Postal Service revises schedule for facility consolidations
USPS will begin phase-in approach with 48 closures this summer.
In its second change of course this month, the U.S. Postal Service revised its strategy for consolidating facilities, incorporating a slower, more incremental approach than previously planned.
USPS announced a new strategy Thursday that phases in postal facility consolidations over two years. The agency will pursue consolidations in 140 locations by the spring of 2013 -- a move it hopes will bring $1.2 billion in savings annually. Phase 2 of the new plan, slated to be completed by the spring of 2014, will involve streamlining an additional 89 locations for a total of $2.1 billion in savings annually, USPS officials said.
“To return to long-term profitability and financial stability while keeping mail affordable, we must match our network to the anticipated workload,” Postmaster General Patrick Donahoe said Thursday. “Our current plan meets our cost reduction goals, ensures seamless and excellent service performance throughout the implementation period, and provides adequate time for our customers to adapt to our network changes.”
The new plan will reduce the size of the USPS workforce by about 13,000 employees. The agency emphasized its commitment to avoiding layoffs and providing options for remaining within the Postal Service to employees at downsized plants.
The agency had proposed consolidating 150 facilities in 2012 and 114 locations in 2013. Earlier this month officials announced a plan allowing USPS to avoid closing rural post offices, and mentioned the agency would offer a $20,000 early-out incentive for full-time career postmasters and give some employees the option of working reduced hours. About 158,000 postal employees are currently eligible for retirement.

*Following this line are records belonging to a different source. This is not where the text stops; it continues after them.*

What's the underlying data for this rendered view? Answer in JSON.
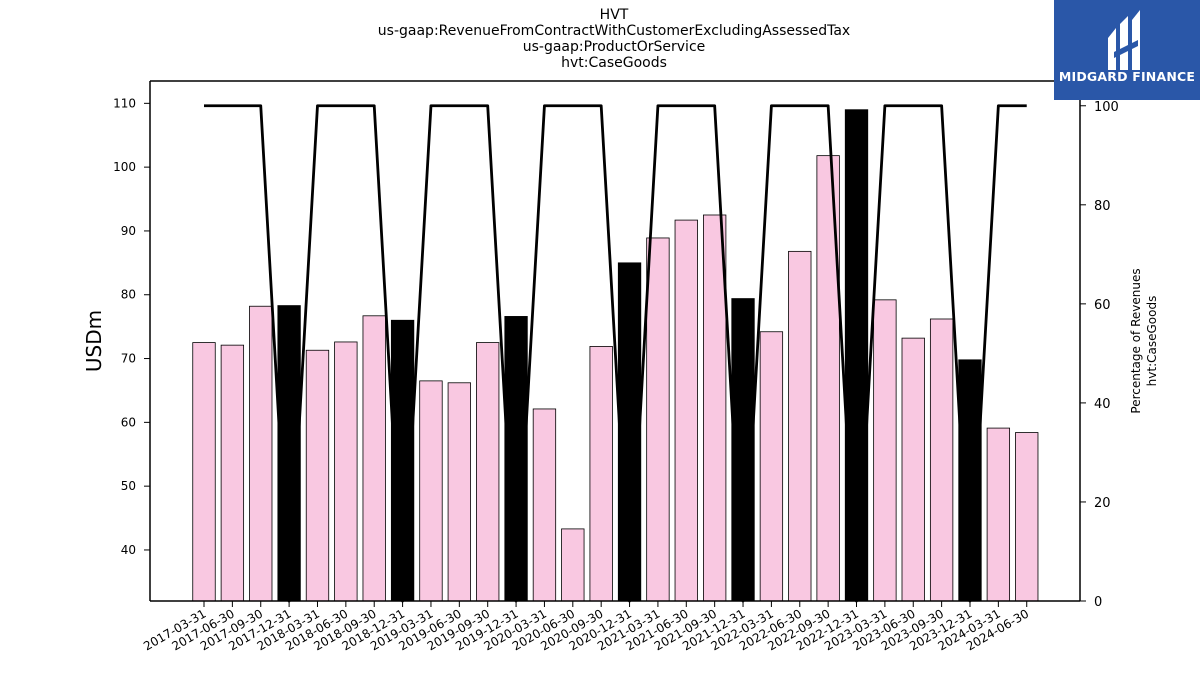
{
  "chart_data": {
    "type": "bar",
    "title_lines": [
      "HVT",
      "us-gaap:RevenueFromContractWithCustomerExcludingAssessedTax",
      "us-gaap:ProductOrService",
      "hvt:CaseGoods"
    ],
    "ylabel": "USDm",
    "y2label_lines": [
      "Percentage of Revenues",
      "hvt:CaseGoods"
    ],
    "ylim": [
      32,
      113.5
    ],
    "y2lim": [
      0,
      105
    ],
    "yticks": [
      40,
      50,
      60,
      70,
      80,
      90,
      100,
      110
    ],
    "y2ticks": [
      0,
      20,
      40,
      60,
      80,
      100
    ],
    "categories": [
      "2017-03-31",
      "2017-06-30",
      "2017-09-30",
      "2017-12-31",
      "2018-03-31",
      "2018-06-30",
      "2018-09-30",
      "2018-12-31",
      "2019-03-31",
      "2019-06-30",
      "2019-09-30",
      "2019-12-31",
      "2020-03-31",
      "2020-06-30",
      "2020-09-30",
      "2020-12-31",
      "2021-03-31",
      "2021-06-30",
      "2021-09-30",
      "2021-12-31",
      "2022-03-31",
      "2022-06-30",
      "2022-09-30",
      "2022-12-31",
      "2023-03-31",
      "2023-06-30",
      "2023-09-30",
      "2023-12-31",
      "2024-03-31",
      "2024-06-30"
    ],
    "series": [
      {
        "type": "bar",
        "values": [
          72.5,
          72.1,
          78.2,
          78.3,
          71.3,
          72.6,
          76.7,
          76.0,
          66.5,
          66.2,
          72.5,
          76.6,
          62.1,
          43.3,
          71.9,
          85.0,
          88.9,
          91.7,
          92.5,
          79.4,
          74.2,
          86.8,
          101.8,
          109.0,
          79.2,
          73.2,
          76.2,
          69.8,
          59.1,
          58.4
        ],
        "bar_colors": [
          "#f9c8e1",
          "#f9c8e1",
          "#f9c8e1",
          "#000000",
          "#f9c8e1",
          "#f9c8e1",
          "#f9c8e1",
          "#000000",
          "#f9c8e1",
          "#f9c8e1",
          "#f9c8e1",
          "#000000",
          "#f9c8e1",
          "#f9c8e1",
          "#f9c8e1",
          "#000000",
          "#f9c8e1",
          "#f9c8e1",
          "#f9c8e1",
          "#000000",
          "#f9c8e1",
          "#f9c8e1",
          "#f9c8e1",
          "#000000",
          "#f9c8e1",
          "#f9c8e1",
          "#f9c8e1",
          "#000000",
          "#f9c8e1",
          "#f9c8e1"
        ]
      },
      {
        "type": "line",
        "axis": "right",
        "color": "#000000",
        "values": [
          100,
          100,
          100,
          0,
          100,
          100,
          100,
          0,
          100,
          100,
          100,
          0,
          100,
          100,
          100,
          0,
          100,
          100,
          100,
          0,
          100,
          100,
          100,
          0,
          100,
          100,
          100,
          0,
          100,
          100
        ]
      }
    ]
  },
  "logo": {
    "text": "MIDGARD FINANCE",
    "background": "#2a57a8"
  }
}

As part of the strategy unveiled Thursday, USPS also will issue a new rule in the Federal Register modifying service standards for overnight delivery that by 2014 would “initially shrink the geographic reach of overnight service to local areas and enable consolidation activity in 2013,” USPS said in a statement Thursday. The service will be able to maintain most local next-day delivery through 2013.
The Postal Service will begin Phase 1 this summer at 48 locations, but will suspend consolidations between September and December to accommodate election volume.
“We will never stop looking for opportunities to optimize our network,” USPS Chief Operating Officer Megan Brennan told reporters Thursday. “[The new plan] stretches the time frame and gives customers time to plan and adapt.”
“Consolidations” do not necessarily mean closures, Brennan told reporters. The agency says consolidations “mostly involve transferring mail-processing operations from smaller to larger facilities.”
About 5,000 employees affected by the consolidations will be notified next week.
The second phase of the strategy -- 89 additional consolidations beginning in February 2014 -- is conditional upon “the circumstances of the Postal Service,” USPS officials said. The agency still is waiting on legislators to help it sort out its financial woes. One plan would relieve some of the burden of the agency’s obligations to prepay retiree health benefits. Proponents of the Senate bill argue that fixing this should be the primary focus -- not closures and consolidations.
“Today’s proposal does not address the Postal Service’s two upcoming payments of $5.5 billion for its future retiree health care fund, its past overpayments of $11 billion into the Federal Employees Retirement System, or the need to significantly downsize the postal workforce,” Sen. Tom Carper, D-Del., co-sponsor of the Senate bill, said in a statement Thursday. “Only comprehensive, long-term reform of the Postal Service can address these . . . and that reform can only come from Congress.”
The House has yet to take up its key postal reform proposal, which advocates deeper cuts, consolidations and closures.
The National Association of Letter Carriers used Thursday’s announcement to continue to press USPS and lawmakers for a reform plan that would help alleviate the prefunding requirement.
“Since $3.1 billion of the reported $3.2 billion loss in the most recent fiscal quarter stems from prefunding future retiree health benefits . . . the USPS and congressional response ought to address the actual problem,” NALC President Fredric Rolando said in a statement. “Dismantling the network and reducing services to Americans and their businesses is not a business plan.”
CORRECTION: The original version of this story misstated the amount USPS overpaid into the Federal Employees Retirement System.